This is the mail archive of the
libc-alpha@sourceware.org
mailing list for the glibc project.
Re: [PATCH] Compile elf/rtld.c with -fno-tree-loop-distribute-patterns.
On 25/11/2019 05:08, Florian Weimer wrote:
> * Sandra Loosemore:
>
>>> Is it possible to do this via a pragma? If I understand things
>>> correctly, this is not necessary for PI_STATIC_AND_HIDDEN targets
>>> (where initialization of the dynamic loader is simpler).
>>
>> I see that the definitions of memset and memmove use
>> "inhibit_loop_to_libcall" (which expands into an optimize attribute) to
>> prevent recursion, but I didn't think the header where that is defined
>> (include/libc-symbols.h) is supposed to be included in the dynamic
>> linker?
>
> elf/rtld.os is built with -include ../include/libc-symbols.h, so the
> declaration should be in scope. I don't know why it is not effective.
> It probably only applies to the implementations of memset and memmove
> themselves (if the generic ones written in C are used).
>
>> Also, already in elf/Makefile there is another instance where
>> it adds -fno-tree-loop-distribute-patterns to the CFLAGS, so I just
>> copied that. I don't work with glibc internals enough to have a good
>> feel for what the preferred solution is but I'll test a different
>> solution if this one isn't good enough.
>
> I had hoped we could write something like this at the start of
> elf/rtld.c:
>
> #ifndef PI_STATIC_AND_HIDDEN
> # pragma GCC optimize ("no-tree-loop-distribute-patterns")
> #endif
>
> Then the optimization would still be applied on the targets where it
> is safe to do so.
>
> But I don't have a strong opinion about this and would appreciate
> feedback from others.
>
We already have a similar code to handle a similar issue:
484 /* Partly clean the `bootstrap_map' structure up. Don't use
485 `memset' since it might not be built in or inlined and we cannot
486 make function calls at this point. Use '__builtin_memset' if we
487 know it is available. We do not have to clear the memory if we
488 do not have to use the temporary bootstrap_map. Global variables
489 are initialized to zero by default. */
490 #ifndef DONT_USE_BOOTSTRAP_MAP
491 # ifdef HAVE_BUILTIN_MEMSET
492 __builtin_memset (bootstrap_map.l_info, '\0', sizeof (bootstrap_map.l_info));
493 # else
494 for (size_t cnt = 0;
495 cnt < sizeof (bootstrap_map.l_info) / sizeof (bootstrap_map.l_info[0]);
496 ++cnt)
497 bootstrap_map.l_info[cnt] = 0;
498 # endif
499 #endif
The HAVE_BUILTIN_MEMSET on configure.ac check if __builtin_memset itself
calls memset and it is within DONT_USE_BOOTSTRAP_MAP mainly because it is
stack allocated for !PI_STATIC_AND_HIDDEN.
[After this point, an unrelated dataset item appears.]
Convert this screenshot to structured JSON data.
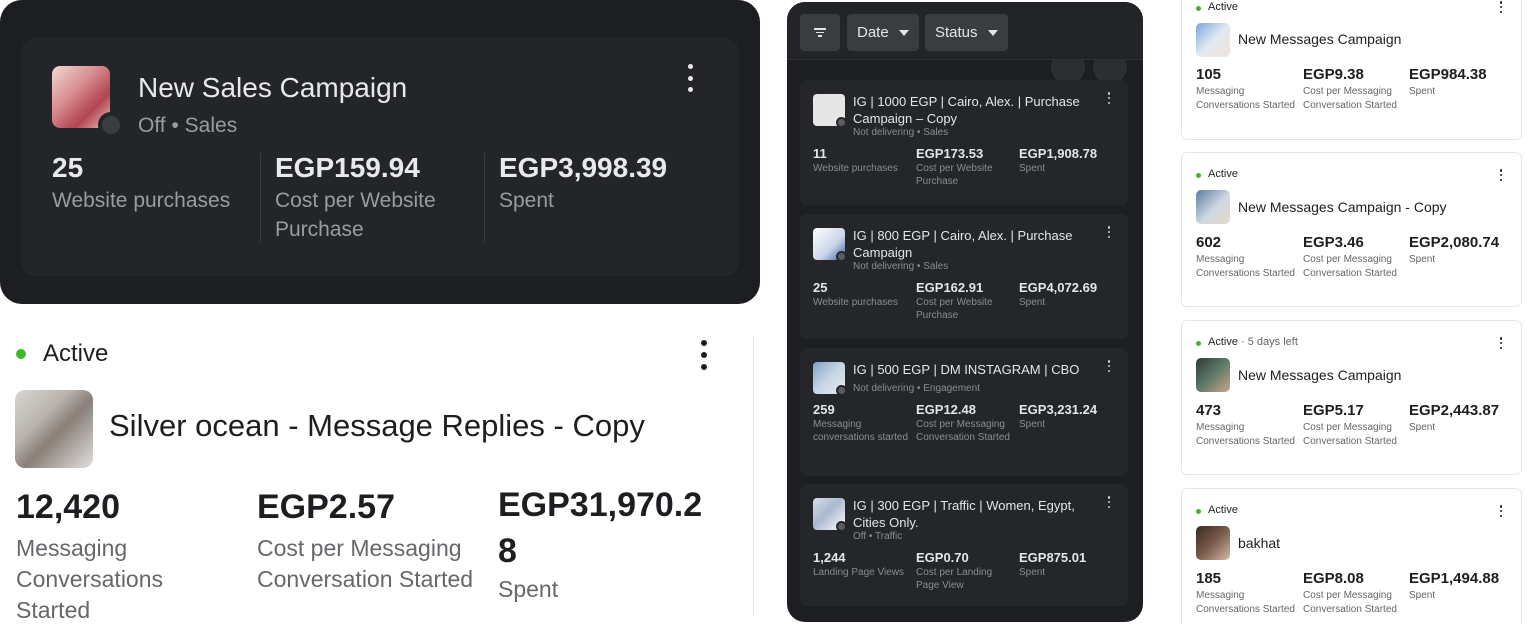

(As a side-note, I really think these kind of micro-optimization is just
over-complicate for minimal gain)
However, I am not sure there is really a restriction regarding
PI_STATIC_AND_HIDDEN and internal function calls. Just after this memset
call it has:
516 if (bootstrap_map.l_addr || ! bootstrap_map.l_info[VALIDX(DT_GNU_PRELINKED)])
517 {
518 /* Relocate ourselves so we can do normal function calls and
519 data access using the global offset table. */
520
521 ELF_DYNAMIC_RELOCATE (&bootstrap_map, 0, 0, 0);
522 }
523 bootstrap_map.l_relocated = 1;
So it should be safe to call memcpy/memset calls in _dl_start after this
point (as some ports that with !PI_STATIC_AND_HIDDEN does with memcpy) .
Is gcc creating a mem* calls before ld.so reallocate itself? If it were,
where exactly?